Myth: Our vendor has a methodology to ensure that we produce a website that serves our needs
If you are truly letting your decisions be data driven, you don't sign up for an entire website redesign at once. I wonder how often these methodologies justify the need for a website redesign? The answer is probably often, especially if the agency holding the website redesign contract did your research.I have done website redesigns before where it became obvious midway through the project that the budget needed to be shifted to producing more content focused on user needs and less on the work of the actual look and feel. In those cases I took money away from a redesign and gave it to writers, some of which benefit the company, and some of which didn't, but I don't think this happens very often. When I did it as one of the owners of the company with the contract, I had the gravitas to tell my partners that this was the right move. I doubt that happens very much, though.
Problem:
When you sign a website redesign contract that covers the whole process from research through redesign and launch, your agency has an incentive to skew the research so that it recommends a redesign. And depending on how hard you fought to get money for their contract, you have a bias to see it that way too.
My solution:
If your vendor thinks so highly of their website research and planning services, do one of the six projects I mention above with them, but don't contract for the rest. Immerse yourself in the data and see what that produces. Also, unless your CFO is trying to spend a grant in a hurry, she'll thank you for spreading out your spending a little longer.

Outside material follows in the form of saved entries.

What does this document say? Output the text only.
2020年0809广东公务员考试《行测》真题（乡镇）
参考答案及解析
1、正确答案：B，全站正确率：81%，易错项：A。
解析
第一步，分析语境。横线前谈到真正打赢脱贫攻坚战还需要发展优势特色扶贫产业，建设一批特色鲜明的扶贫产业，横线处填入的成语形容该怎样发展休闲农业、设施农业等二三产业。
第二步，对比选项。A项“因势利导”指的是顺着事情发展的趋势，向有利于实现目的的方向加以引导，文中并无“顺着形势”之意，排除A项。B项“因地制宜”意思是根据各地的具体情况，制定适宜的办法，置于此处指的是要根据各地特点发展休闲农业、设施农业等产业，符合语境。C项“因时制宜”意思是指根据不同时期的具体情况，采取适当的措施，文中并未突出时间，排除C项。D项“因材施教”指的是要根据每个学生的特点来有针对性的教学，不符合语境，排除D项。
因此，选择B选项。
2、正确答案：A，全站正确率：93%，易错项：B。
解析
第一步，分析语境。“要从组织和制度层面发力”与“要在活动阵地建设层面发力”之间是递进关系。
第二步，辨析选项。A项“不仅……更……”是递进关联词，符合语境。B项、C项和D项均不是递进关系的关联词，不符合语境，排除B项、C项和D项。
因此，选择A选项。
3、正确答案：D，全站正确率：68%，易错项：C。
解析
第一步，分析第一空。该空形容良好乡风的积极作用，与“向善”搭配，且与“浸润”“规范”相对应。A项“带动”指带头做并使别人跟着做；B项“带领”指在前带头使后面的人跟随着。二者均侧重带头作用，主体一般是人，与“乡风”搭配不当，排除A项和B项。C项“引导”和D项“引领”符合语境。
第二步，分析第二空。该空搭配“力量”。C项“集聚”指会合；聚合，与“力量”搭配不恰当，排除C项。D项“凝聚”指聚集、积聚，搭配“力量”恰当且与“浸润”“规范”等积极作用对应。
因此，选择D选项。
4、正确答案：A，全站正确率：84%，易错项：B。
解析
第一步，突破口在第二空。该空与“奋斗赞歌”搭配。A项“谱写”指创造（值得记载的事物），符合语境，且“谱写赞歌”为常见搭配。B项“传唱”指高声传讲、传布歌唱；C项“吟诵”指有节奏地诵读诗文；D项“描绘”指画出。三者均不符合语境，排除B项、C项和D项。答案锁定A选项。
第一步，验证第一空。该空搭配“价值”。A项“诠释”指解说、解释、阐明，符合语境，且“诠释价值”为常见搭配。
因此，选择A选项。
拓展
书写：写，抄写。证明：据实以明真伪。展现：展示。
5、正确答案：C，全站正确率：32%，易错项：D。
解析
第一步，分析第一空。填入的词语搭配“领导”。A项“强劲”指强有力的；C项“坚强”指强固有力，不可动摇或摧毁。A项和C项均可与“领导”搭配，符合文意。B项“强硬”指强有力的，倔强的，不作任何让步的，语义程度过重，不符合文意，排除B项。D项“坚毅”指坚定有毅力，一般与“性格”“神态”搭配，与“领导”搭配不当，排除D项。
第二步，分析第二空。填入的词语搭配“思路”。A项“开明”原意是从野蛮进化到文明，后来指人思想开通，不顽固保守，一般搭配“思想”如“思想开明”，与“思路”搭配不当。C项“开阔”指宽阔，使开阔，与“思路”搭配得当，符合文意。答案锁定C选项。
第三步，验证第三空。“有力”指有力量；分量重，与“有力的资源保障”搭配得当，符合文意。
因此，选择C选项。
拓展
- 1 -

Myth: Our vendor has a methodology to ensure that we will launch on time and on budget
Any vendor with a website redesign methodology has clients with horror stories about late projects in which the total cost went up because of added scope, or the things they were able to launch with were reduced, which is another way of increasing the price. Just ask around.
If you do your "redesign" piecemeal and focus on what you learn about the user before taking the next step, you're unlikely to miss anything, or to run far over budget.
Look for my description in the coming six weeks about each of these projects. You (or your CFO) will thank me.